Following a prepared statement by member Priscilla McCoy, the Thomaston Community Relations Committee voted 3-1 Monday to recommend that the city relocate its governmental offices out of the building bearing Confederate General Robert Edward Lee’s name.
During her statement, McCoy made comparisons to the Jewish Holocaust and the Jan. 6 incident in Washington, D.C. She said the issue was not one of race but of “wrong or right,” adding that the current facility “honors and glorifies” a man who “fought… to preserve slavery.”
McCoy also was critical of Republican members of the Georgia Legislature and Gov. Brian Kemp.
“Some say it will cost too much to relocate. I believe this would be a short-term investment for a long-term benefit,” McCoy stated. “African-Americans make financial investments in this city and county every day… I don’t think that we should use our revenue to maintain businesses glorifying a slave owner and insurrectionist. This is wrong, period.”
Pastor Greg Smith seconded McCoy’s motion for relocation, but emphasized that the committee should remain open to other recommendations.
“I want to thank Ms. McCoy for her passionate speech. I can tell a lot of thought went into that,” Smith said. “I whole-heartedly agree with everything that you said. I won’t say that would be my only recommendation, but that would be one of the recommendations I would make.”
Chairman Rev. James McGill voted in favor of the recommendation, and committee member Sheila Hall cast the lone vote against sending the suggestion to city council.

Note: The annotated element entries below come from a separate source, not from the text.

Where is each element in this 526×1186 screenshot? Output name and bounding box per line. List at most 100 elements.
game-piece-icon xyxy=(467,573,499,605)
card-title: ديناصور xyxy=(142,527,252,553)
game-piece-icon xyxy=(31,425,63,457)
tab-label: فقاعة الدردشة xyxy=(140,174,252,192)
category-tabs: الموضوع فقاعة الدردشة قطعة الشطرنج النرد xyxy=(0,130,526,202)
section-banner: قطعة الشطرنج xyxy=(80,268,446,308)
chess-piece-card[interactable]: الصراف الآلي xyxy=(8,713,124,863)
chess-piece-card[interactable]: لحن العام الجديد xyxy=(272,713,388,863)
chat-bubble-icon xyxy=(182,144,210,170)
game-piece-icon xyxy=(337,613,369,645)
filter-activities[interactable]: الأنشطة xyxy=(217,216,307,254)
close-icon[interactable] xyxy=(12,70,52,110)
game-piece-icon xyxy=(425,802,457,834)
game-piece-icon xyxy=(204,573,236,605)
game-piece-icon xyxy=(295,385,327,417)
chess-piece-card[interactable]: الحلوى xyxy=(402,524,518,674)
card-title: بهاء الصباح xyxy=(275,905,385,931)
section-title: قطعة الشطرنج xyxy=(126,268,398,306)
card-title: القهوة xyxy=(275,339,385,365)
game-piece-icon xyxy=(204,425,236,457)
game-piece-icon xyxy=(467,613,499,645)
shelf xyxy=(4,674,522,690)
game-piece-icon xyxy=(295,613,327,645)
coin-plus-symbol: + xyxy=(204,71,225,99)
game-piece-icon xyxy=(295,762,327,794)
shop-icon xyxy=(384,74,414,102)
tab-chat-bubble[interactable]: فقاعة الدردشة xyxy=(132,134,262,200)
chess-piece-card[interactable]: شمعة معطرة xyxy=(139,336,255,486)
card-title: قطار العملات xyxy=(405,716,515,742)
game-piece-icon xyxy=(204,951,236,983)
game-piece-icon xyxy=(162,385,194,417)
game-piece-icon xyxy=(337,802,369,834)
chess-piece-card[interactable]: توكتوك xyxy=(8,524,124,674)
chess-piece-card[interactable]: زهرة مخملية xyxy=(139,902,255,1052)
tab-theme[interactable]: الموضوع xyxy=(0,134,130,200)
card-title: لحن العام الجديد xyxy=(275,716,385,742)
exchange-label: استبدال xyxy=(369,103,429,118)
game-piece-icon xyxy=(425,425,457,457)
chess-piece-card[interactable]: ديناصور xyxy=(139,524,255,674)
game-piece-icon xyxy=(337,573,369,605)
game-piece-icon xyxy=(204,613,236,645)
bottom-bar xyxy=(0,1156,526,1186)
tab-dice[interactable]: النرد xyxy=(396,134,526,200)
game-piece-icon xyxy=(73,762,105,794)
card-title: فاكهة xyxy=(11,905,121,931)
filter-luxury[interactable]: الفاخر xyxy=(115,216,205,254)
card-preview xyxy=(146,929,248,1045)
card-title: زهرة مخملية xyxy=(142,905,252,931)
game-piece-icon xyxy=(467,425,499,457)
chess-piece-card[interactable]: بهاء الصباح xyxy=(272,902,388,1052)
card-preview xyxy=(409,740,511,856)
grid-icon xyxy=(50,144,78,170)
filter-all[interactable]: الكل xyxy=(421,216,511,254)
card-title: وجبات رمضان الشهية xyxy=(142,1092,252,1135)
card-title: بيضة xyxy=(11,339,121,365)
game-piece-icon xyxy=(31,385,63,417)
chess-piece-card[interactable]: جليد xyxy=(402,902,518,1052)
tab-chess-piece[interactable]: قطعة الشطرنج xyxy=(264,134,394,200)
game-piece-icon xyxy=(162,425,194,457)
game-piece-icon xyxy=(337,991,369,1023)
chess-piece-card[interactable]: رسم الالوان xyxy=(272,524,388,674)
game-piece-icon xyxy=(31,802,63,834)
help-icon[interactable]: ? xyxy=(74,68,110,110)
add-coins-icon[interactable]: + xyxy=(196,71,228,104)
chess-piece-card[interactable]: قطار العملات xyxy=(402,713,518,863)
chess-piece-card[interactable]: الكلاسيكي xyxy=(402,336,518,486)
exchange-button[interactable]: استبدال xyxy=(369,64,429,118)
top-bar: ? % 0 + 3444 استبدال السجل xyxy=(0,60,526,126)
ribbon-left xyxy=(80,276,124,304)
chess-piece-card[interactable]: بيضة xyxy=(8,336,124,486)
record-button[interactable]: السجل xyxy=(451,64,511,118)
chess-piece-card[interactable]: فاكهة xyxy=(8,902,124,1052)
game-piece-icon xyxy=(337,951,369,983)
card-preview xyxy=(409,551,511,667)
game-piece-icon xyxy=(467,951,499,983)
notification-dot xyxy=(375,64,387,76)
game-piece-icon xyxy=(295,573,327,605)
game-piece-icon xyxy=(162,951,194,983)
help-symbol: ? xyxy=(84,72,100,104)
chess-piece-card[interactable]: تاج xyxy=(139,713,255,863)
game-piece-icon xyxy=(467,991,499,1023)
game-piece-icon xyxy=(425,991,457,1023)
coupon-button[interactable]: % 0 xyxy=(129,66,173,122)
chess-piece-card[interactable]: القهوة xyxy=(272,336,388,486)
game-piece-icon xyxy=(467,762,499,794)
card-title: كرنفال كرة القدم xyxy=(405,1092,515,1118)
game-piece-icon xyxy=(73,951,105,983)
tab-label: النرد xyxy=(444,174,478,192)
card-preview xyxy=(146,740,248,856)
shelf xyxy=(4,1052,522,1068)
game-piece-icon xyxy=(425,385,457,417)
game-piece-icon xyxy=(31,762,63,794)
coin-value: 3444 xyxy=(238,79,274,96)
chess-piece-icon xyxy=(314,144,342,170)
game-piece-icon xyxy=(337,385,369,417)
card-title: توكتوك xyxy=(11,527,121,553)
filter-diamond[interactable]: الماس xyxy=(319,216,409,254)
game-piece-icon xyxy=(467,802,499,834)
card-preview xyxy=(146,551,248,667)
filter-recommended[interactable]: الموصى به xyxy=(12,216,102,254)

Following are portions of McCoy’s prepared comments:
“After considerable self-reflection and introspection, I’ve decided to recommend that the city relocate. This is not a black or white issue, this is a wrong or right issue for me. If the city has another property or building, I recommend renovating it.
“I don’t believe it is morally right or just to continue operating in this facility that honors and glorifies R.E. Lee and the Confederacy that fought to keep human beings as slaves, fought to overthrow our government in order to preserve slavery.
“The Georgia Republican-controlled legislature and Gov. Brian Kemp… cemented those beliefs when they passed and Kemp signed legislation into law handcuffing local governments from doing that which is right, moral, and just.
“Some have talked about contextualization. I thought about this long and hard, and came to a decision that it would not work for this building. The name is still honoring and glorifying wrong. We would be saying that we agree with R.E. Lee trying to overthrow the government to preserve slavery… How could we possibly contextualize this?
“How would Jewish people feel doing business in a building with Adolph Hitler’s name in big, bold letters on the outside and an auditorium inside, honoring Hitler and others who put them in interment camps and slaughtered their ancestors, thus glorifying and honoring the Holocaust? Should the city council be remembered for this?
“I know that not all committee members feel the same way. Some want it to remain as is and see nothing wrong with honoring slave owners who fought against our country to preserve the South’s ‘way of life.’
“This city will be celebrated honoring Juneteenth next year. How are you going to honor freed slaves and honor the slave owner and insurrectionist? That would be like honoring those individuals on Jan. 6, 2021 who fought to overthrow our democracy in order to preserve a lie.
“I’m sorry, but I cannot do it. It would be your decision, city council, to accept or reject the recommendation. What will you stand for in this moment? Right or wrong? There is no in between.”
The recommendation will be forwarded to the city council, which meets at 7 p.m. Tuesday, July 20.